ISBNs: 0664230512 & 9780664230517

LCCN: BT414 .W75 2006

DCN: 242.36 WRI

Subjects: Easter, Christianity

Tom (N. T.) Wright (b. 1948) is the Bishop of Durham in the Church of England. He is one of Great Britain’s most respected New Testament scholars. In 1999, Christianity Today named him as one of the top five theologians in the world. He has authored several books and is most noted for his “Everyone” series of commentaries.

The significance of the events of Holy Week is sometimes missed in the midst of the pageantry and programs that are prepared to celebrate the glorious resurrection of Jesus Christ. In a series of messages for Holy Week 2005, Bishop Tom Wright draws our attention to some of those specific events in order to help us have “enriched understanding” and “empowered living out” of the Christian faith (p. x). He uses Matthew 22:29 as the challenge for all those who misinterpret the week and therefore miss some of its grandest teachings. In Matthew 22:29, Jesus declared that the Sadducees were in error about the resurrection because “they knew neither the Scriptures nor the power of God” (p. x). When the Scriptures and the power of God are properly understood, Holy Week takes on a whole new significance and has ramifications for Christian living, today.

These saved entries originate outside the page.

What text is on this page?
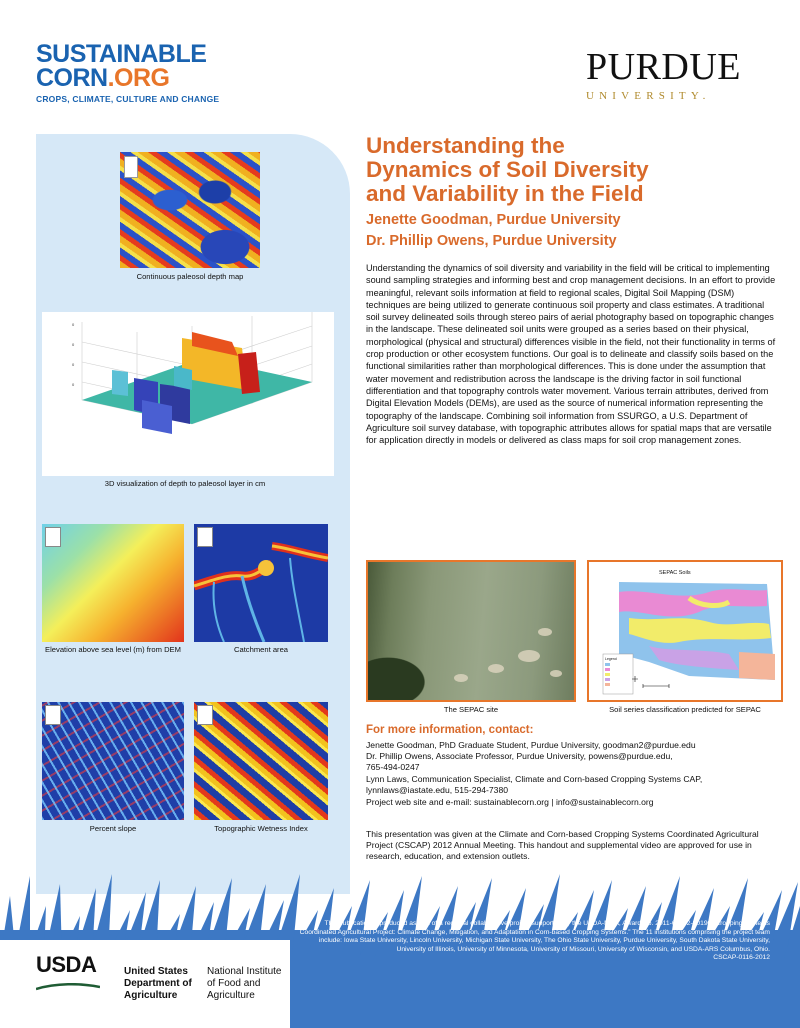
SUSTAINABLE
CORN.ORG
CROPS, CLIMATE, CULTURE AND CHANGE
PURDUE
UNIVERSITY.
Continuous paleosol depth map
0
0
0
0
3D visualization of depth to paleosol layer in cm
Elevation above sea level (m) from DEM	Catchment area
Percent slope	Topographic Wetness Index
Understanding the
Dynamics of Soil Diversity
and Variability in the Field
Jenette Goodman, Purdue University
Dr. Phillip Owens, Purdue University
Understanding the dynamics of soil diversity and variability in the field will be critical to implementing sound sampling strategies and informing best and crop management decisions. In an effort to provide meaningful, relevant soils information at field to regional scales, Digital Soil Mapping (DSM) techniques are being utilized to generate continuous soil property and class estimates. A traditional soil survey delineated soils through stereo pairs of aerial photography based on topographic changes in the landscape. These delineated soil units were grouped as a series based on their physical, morphological (physical and structural) differences visible in the field, not their functionality in terms of crop production or other ecosystem functions. Our goal is to delineate and classify soils based on the functional similarities rather than morphological differences. This is done under the assumption that water movement and redistribution across the landscape is the driving factor in soil functional differentiation and that topography controls water movement. Various terrain attributes, derived from Digital Elevation Models (DEMs), are used as the source of numerical information representing the topography of the landscape. Combining soil information from SSURGO, a U.S. Department of Agriculture soil survey database, with topographic attributes allows for spatial maps that are versatile for application directly in models or delivered as class maps for soil crop management zones.
The SEPAC site
SEPAC Soils
Legend
Soil series classification predicted for SEPAC
For more information, contact:
Jenette Goodman, PhD Graduate Student, Purdue University, goodman2@purdue.edu
Dr. Phillip Owens, Associate Professor, Purdue University, powens@purdue.edu,
765-494-0247
Lynn Laws, Communication Specialist, Climate and Corn-based Cropping Systems CAP,
lynnlaws@iastate.edu, 515-294-7380
Project web site and e-mail: sustainablecorn.org | info@sustainablecorn.org
This presentation was given at the Climate and Corn-based Cropping Systems Coordinated Agricultural Project (CSCAP) 2012 Annual Meeting. This handout and supplemental video are approved for use in research, education, and extension outlets.
This publication is produced as part of a regional collaborative project supported by the USDA-NIFA, Award No. 2011-68002-30190 “Cropping Systems Coordinated Agricultural Project: Climate Change, Mitigation, and Adaptation in Corn-based Cropping Systems.” The 11 institutions comprising the project team include: Iowa State University, Lincoln University, Michigan State University, The Ohio State University, Purdue University, South Dakota State University, University of Illinois, University of Minnesota, University of Missouri, University of Wisconsin, and USDA-ARS Columbus, Ohio.
CSCAP-0116-2012
USDA	United States
Department of
Agriculture
National Institute
of Food and
Agriculture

Wright walks you through the Week with a new angle and gives a fresh perspective to a well trodden path.Each of these chapters was originally a sermon delivered in Durham Cathedral during the week. They were compiled with very little editing, so they read as they were spoken. His logic is generally clear, but you need to pay attention to his steps in order to keep up. Each address begins with Wright’s own translation of the passage. Beginning on Palm Sunday and going through Maundy Thursday morning, Wright takes a close look at the teachings and parables of Jesus in Matthew 21:33-23:12. On Maundy Thursday evening and into Good Friday, he moves to John’s Gospel to discuss the betrayal and trial of Jesus. He goes back to Matthew for the Easter Vigil on Saturday with a look at chapter 28:1-10. Finally, he ends with John’s account of the Resurrection (John 20), emphasizing the fact that Easter is more than just “life after death.” Easter is more importantly “the beginning of that ‘life after life after death’, that after-after life” (p. 80).